What’s the Green Benefit of Telecommuting?

Many small businesses already participate in an easy and low-cost way to be environmentally friendlier: letting employees work from home – either every day or just on occasion. But how much of an impact does that really have?


You must account for several factors, but the heftiest savings comes from taking cars off the road. Let’s look at the numbers:

  • The average U.S. commute is about 32 miles round-trip, according to a 2005 poll by ABC News, analyzed by Gary Langer. That’s about 7,840 miles per year, assuming an employee works five days a week, 49 weeks per year (with 3 weeks of vacation).
  • If the employee drives a standard midsize vehicle — which typically emits around 0.9 pounds of carbon dioxide per mile — he or she would  emit 29 pounds of carbon per day commuting, adding up to a commuting footprint of about 7,100 pounds of CO2 per year.
  • Have five full-time employees? That’s nearly 35,500 pounds of CO2 emitted into the atmosphere each year – the equivalent of what an average American four-person household generates annually. (See CO2 emissions of various things here.)

However, the calculation isn’t quite so straightforward. When employees work from home, they generally use extra electricity and heating fuel to keep their home office lit and climate-controlled and to power their computers and other peripherals. (The extra emissions created by using a furnace to heat the home during the day, for instance, can nearly offset the CO2 savings from not commuting, a 2003 study found.) If you’re able to turn off the equipment and close the office because nobody’s there, however, the savings will be more significant.

Though the total green benefit may not be quite as powerful as it first seems, it can be quite impressive depending on the circumstances. And keep in mind there are other non-green benefits that come with telecommuting. For one, surveys repeatedly find that telecommuting make employees happier by providing them more work-life balance and less time on the road. Moreover, businesses can save money by reducing their operational costs. Studies have also shown telecommuting leads to higher employee productivity.

Do you or your employees often work from home? Do you think there’s a big environmental benefit?
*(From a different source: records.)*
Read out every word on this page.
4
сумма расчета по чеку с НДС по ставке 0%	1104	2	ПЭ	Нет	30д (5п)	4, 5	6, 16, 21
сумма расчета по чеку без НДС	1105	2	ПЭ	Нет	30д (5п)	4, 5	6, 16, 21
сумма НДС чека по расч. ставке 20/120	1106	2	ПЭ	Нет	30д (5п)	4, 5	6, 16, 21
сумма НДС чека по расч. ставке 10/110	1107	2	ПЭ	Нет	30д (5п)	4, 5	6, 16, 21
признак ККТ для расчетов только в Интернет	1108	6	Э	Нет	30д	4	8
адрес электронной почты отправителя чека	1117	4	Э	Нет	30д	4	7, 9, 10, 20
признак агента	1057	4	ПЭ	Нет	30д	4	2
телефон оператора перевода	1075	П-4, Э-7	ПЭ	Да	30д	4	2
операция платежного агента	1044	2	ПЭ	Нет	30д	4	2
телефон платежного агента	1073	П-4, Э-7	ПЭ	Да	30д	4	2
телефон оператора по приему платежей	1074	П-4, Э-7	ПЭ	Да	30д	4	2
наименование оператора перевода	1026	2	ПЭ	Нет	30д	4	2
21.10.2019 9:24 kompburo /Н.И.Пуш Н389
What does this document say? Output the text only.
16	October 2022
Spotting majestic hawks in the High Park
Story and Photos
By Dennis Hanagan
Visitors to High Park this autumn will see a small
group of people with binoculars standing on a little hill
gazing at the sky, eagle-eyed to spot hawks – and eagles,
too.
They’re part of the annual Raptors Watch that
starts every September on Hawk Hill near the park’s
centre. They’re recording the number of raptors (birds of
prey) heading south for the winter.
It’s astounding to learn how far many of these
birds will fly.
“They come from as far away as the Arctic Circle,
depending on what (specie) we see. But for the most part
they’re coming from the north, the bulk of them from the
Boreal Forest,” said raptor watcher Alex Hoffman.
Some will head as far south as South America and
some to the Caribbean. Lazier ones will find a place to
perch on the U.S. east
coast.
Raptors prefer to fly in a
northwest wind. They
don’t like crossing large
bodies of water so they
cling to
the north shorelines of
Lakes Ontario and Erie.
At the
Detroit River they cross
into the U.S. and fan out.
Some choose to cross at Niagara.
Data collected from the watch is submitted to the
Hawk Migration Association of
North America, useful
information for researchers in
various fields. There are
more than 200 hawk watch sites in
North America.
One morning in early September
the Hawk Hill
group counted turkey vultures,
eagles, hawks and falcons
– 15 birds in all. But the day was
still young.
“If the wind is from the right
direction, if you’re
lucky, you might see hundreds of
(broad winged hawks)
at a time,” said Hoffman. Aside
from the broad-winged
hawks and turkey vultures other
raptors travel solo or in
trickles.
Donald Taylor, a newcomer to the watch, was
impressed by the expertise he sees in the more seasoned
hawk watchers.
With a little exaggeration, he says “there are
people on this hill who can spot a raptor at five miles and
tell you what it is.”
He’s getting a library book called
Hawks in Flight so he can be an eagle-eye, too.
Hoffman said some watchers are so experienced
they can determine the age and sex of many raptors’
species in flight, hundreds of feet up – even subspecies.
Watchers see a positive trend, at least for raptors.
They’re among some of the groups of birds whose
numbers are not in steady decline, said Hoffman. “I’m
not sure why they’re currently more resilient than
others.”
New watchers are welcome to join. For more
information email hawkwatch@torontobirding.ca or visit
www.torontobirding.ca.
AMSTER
Kelly Spors Kelly Spors is a former small-business and entrepreneurship reporter and blogger for The Wall Street Journal who has also written for Yahoo!, Entrepreneur, NFIB's MyBusiness magazine and The New York Times. Kelly is now a freelance editor and writer based in Minneapolis and has previously managed communications for an environmental non-profit that helps businesses find ways to be greener.

6 Reactions
  1. Great points to consider when asking to telecommute. I also see savings for the company for less office space, electricity, heating, etc. with employees working from home.

  2. Yes lots of people I know work from home and they really enjoy it. As to the environment, people should look to green energy to reduce emissions. A change in living style is the key.

  3. I’m doing my part! And it really helps my sanity to stay out of traffic as well 😉

  4. Staying out of the traffic is nice, but there is something missed by not having co-workers about. I guess there is some give and take from doing business from home.

  5. Great analysis! I work for a company with 16 employees who are all telecommuters and we are very happy to be working from home and supporting environmental sustainability at the same time. At FlexJobs (www.flexjobs.com) we follow a set of guidelines to make sure that working from our home offices is actually green (to counter-act points like the 2003 study you cited).

    Here’s what we’re doing at home –
    – reducing or eliminating paper usage
    – increasing recycling efforts
    – using CFL or LED light bulbs and opting for natural light when possible
    – growing office plants to offset VOCs and CO2 emissions
    – turning off all electrical appliances (computers, lights, etc.) when not in use
    – using ceiling fans and natural ventilation instead of air conditioning
    – using recycled paper and toner cartridges when printing is necessary

    Small steps, but if everyone does their part, it winds up making a big difference!

  6. I have telecommuted full-time for a little more than five years. I have direct reports in San Francisco and New York whom I see maybe twice year. My wife also telecommutes. In 2008 we had solar panels installed on the roof of our home. Despite having computers, household appliances and other devices running most hours of the night and day, we have been a net producer of power to date. Given our age, our life expectancy about matches that of the panels, meaning we hope never to pay an electrical bill again.